Cyrtosperma merkusii/ Talas Rawa

Pulaka harus dimasak selama beberapa jam untuk mengurangi racun yang terkandung dalam umbinya, tapi kaya dengan nutrisi, terutama kalsium.[6] Pulaka adalah bagian penting dalam tradisi memasak di Tuvalu. Namun, kini keberadaannya terancam oleh naiknya permukaan air laut dan makin maraknya konsumsi makanan pokok impor yang popularitasnya sedang naik daun.

Penanaman sunting

Tanaman ini tumbuh di lubang-lubang yang digali di atol batu kapur[7] dan dipupuk dengan campuran berbagai daun dari tanaman lain.[8] Pulaka mendapatkan air untuk menyokong pertumbuhannya melalui jaringan akar yang mengambil dari cekungan air tawar yang terletak beberapa meter di bawah atol.[9] Atas alasan ini pula keberadaan pulaka terancam oleh kenaikan permukaan laut yang merupakan dampak dari pemanasan global: tanaman ini tidak dapat tumbuh di lingkungan dengan kadar garam tinggi seperti saat air laut memenuhi lubang-lubang atol:[7] air laut membuat akarnya membusuk, daun layu dan menguning, hingga menyebabkan tanaman tidak berkembang.[6] Masuknya air laut ke habitat pulaka akhir-akhirnya menjadi lebih sering dikarenakan gelombang pasang menjadi lebih tinggi dan lebih sering membanjiri pulau.[8] Dalam rangka menghadapi permasalahan masuknya air laut ini, sebagian penduduk mulai melapisi bagian samping dan bawah lubang dengan semen.[7]
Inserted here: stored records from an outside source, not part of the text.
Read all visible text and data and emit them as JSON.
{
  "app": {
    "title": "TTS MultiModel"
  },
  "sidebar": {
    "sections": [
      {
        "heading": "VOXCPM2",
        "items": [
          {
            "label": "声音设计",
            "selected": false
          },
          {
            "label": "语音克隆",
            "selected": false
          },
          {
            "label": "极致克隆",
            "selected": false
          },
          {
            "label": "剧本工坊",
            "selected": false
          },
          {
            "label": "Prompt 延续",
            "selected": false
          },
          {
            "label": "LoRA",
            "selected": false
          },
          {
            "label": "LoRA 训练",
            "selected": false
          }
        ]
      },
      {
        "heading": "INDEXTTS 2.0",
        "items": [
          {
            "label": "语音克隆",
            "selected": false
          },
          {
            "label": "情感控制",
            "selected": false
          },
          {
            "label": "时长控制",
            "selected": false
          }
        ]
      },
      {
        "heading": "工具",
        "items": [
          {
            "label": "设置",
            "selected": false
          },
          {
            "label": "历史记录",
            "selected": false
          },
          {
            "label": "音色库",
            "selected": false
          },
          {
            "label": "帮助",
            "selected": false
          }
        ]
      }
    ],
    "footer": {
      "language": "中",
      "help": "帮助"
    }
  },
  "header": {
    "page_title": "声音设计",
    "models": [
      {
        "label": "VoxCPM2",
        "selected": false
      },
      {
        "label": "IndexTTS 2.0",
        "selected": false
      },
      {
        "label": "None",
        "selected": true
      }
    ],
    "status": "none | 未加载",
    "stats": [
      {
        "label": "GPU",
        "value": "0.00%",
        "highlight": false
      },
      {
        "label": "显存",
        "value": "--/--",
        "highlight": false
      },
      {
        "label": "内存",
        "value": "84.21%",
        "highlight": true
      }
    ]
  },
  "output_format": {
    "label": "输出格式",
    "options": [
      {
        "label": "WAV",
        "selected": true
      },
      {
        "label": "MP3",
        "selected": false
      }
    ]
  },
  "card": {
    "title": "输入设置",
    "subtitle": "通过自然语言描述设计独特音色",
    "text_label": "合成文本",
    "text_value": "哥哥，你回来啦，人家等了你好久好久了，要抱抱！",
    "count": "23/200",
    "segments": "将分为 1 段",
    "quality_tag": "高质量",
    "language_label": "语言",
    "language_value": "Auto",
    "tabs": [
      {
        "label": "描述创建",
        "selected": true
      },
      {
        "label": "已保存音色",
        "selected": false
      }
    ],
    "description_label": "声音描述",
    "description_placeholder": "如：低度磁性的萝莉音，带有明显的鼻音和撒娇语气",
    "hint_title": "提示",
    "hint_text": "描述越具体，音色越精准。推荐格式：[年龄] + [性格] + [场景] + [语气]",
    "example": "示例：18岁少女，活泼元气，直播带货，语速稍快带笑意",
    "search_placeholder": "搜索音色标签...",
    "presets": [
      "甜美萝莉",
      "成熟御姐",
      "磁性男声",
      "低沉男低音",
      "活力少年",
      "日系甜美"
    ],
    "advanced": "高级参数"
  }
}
Persiapan dan Pengawetan sunting

Pulaka membentuk jumlah yang besar dari diet atau gaya makan tradisional masyarakat Tuvalu; biasanya ditemani dengan ikan sebagai lauk.[10] Disebabkan umbi yang belum dimasak sangat beracun, pulaka pasti dan selalu dimasak, biasanya diletakkan dalam lubang yang digali dan di dalamnya terdapat batu yang sudah dipanaskan, yang didkenal sebagai oven bumi. Banyak resep yang menggunakan santan kental atau tuak nira ("toddy"), atau keduanya. Di Niutao, santan ("lolo") dituangkan di atas pulaka kocok, untuk membuat hidangan yang disebut tulolo. Hidangan serupa di Nukufetau, dengan umbi yang dibelah dua, disebut "tulolo pulaka"; ada pula fakapapa, yakni umbi yang dipukul. Kemudian di semua pulau terdapat fekei, yaitu pulaka parut (biasanya diparut oleh kaum perempuan) yang dibungkus dengan daun pulaka, lalu dikukus dan dicampur santan.[10]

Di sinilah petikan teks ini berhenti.